The Discovery Lab seeks to advance the ability to construct, use and study a large-scale knowledge graph that integrates knowledge across heterogeneous scientific content and data. The knowledge graph will allow for a deeper, richer use of content and data across a larger span of domains than possible thus far.
Knowledge Graph construction through link prediction and text understanding
Knowledge Graph construction and updating from natural language sources is a key capability for any scientific knowledge graph. One of the targets of the lab is the creation of a knowledge graph updating service that feeds in real-time on a stream of scientific literature and will produce high quality knowledge graph updates that will enable high precision alerts.

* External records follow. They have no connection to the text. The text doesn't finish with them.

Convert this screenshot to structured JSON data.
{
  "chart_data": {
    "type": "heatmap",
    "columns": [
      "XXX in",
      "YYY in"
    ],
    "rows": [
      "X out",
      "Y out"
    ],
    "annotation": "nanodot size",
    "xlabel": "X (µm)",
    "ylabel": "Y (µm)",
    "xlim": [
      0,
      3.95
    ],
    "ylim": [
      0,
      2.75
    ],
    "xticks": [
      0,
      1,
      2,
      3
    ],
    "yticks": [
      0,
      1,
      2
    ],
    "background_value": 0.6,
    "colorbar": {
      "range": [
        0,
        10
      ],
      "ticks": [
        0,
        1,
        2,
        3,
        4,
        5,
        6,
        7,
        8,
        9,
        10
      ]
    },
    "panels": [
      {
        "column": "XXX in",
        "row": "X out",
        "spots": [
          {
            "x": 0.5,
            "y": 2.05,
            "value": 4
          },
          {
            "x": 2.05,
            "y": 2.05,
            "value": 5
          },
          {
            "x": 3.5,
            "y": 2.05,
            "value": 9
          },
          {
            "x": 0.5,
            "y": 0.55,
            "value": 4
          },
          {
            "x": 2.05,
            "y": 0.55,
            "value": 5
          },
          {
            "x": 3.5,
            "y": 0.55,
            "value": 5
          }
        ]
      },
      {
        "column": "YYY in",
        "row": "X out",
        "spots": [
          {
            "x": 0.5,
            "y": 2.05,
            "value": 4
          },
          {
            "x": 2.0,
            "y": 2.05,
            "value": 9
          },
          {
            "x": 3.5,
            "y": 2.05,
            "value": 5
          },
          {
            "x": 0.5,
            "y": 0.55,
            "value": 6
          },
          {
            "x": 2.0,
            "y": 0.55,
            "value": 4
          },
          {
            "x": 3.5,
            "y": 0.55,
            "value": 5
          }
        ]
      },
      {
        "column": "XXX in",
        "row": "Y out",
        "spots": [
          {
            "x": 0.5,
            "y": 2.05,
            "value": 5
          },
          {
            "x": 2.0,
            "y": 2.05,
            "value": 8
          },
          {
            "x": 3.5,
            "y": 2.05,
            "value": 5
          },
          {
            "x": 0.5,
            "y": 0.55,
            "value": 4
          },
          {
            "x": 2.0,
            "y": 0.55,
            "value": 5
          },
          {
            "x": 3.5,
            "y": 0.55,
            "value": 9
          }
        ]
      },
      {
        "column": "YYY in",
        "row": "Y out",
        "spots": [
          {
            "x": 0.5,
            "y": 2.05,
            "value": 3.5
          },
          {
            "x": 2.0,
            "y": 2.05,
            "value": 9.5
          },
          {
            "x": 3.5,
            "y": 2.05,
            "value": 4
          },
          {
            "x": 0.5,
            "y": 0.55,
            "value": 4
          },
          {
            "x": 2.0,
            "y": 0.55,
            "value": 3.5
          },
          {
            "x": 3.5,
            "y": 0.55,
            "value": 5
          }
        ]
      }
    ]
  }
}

Reinforcement learning over structured multi‐modal information
When providing recommendations, it is often possible to get some evaluation of that recommendation (‘was it useful?’) while counterfactual information is often not available (‘would another recommendation have been more useful?’). These circumstances can make it difficult to train models using regression or classification techniques. In the lab we investigate the use of reinforcement learning which can work with structured multi-modal information such as user context, knowledge graphs, or text as inputs. As a result the system generates structured recommendations, such as proposals for promising looking lab experiments.
Task‐Based Question Answering
In the lab we want to advance the state-of-the-art in question answering. We focus on challenging scenarios that requires the QA model to reason, gather, and synthesize disjoint pieces of information within the context to generate an answer. Moreover, we do so in the task-based setting of a research platform with a global perspective, aimed at generating partial answers from background knowledge, combined with a task-based perspective. The goal is to generate actionable answers that fit the research task at hand, and a mixed-initiative perspective, that is aimed at eliciting information about research tasks and designs from users of the research platform so as to optimize the QA responses being generated.
Many disciplines have managed to amass such large amounts of data that data-gathering platforms are no longer restricted to passive “query answering” anymore. Instead of expecting researchers to formulate hypotheses (and subsequently test these against the data), we will build the capacity to propose plausible new hypotheses. The challenge will be to extend the prediction of micro-hypotheses to hypotheses of more generality and complexity. This will require advances in knowledge graph completion (extending current techniques to completion with subgraphs, rather than with simple links), and in knowledge graph generalization.
Knowledge‐driven query construction
Tasks such as constructing meta-reviews in medical research, or writing literature surveys in general, involve finding evidence using manual or semi-automatic methods, which are time-consuming and suffer from low precision. To overcome this difficulty, we will investigate the knowledge-based construction of complex queries where prior domain specific knowledge is used to constrain the space of possible queries to be generated. This work will result in a query-answering service that can answer natural language questions from a joint defined example set through knowledge-driven query construction and query answering through query embedding. This service can also be used to construct “standing queries” that continuously monitor literature and knowledge graph updates in order to alert a scientist based on their personal profile.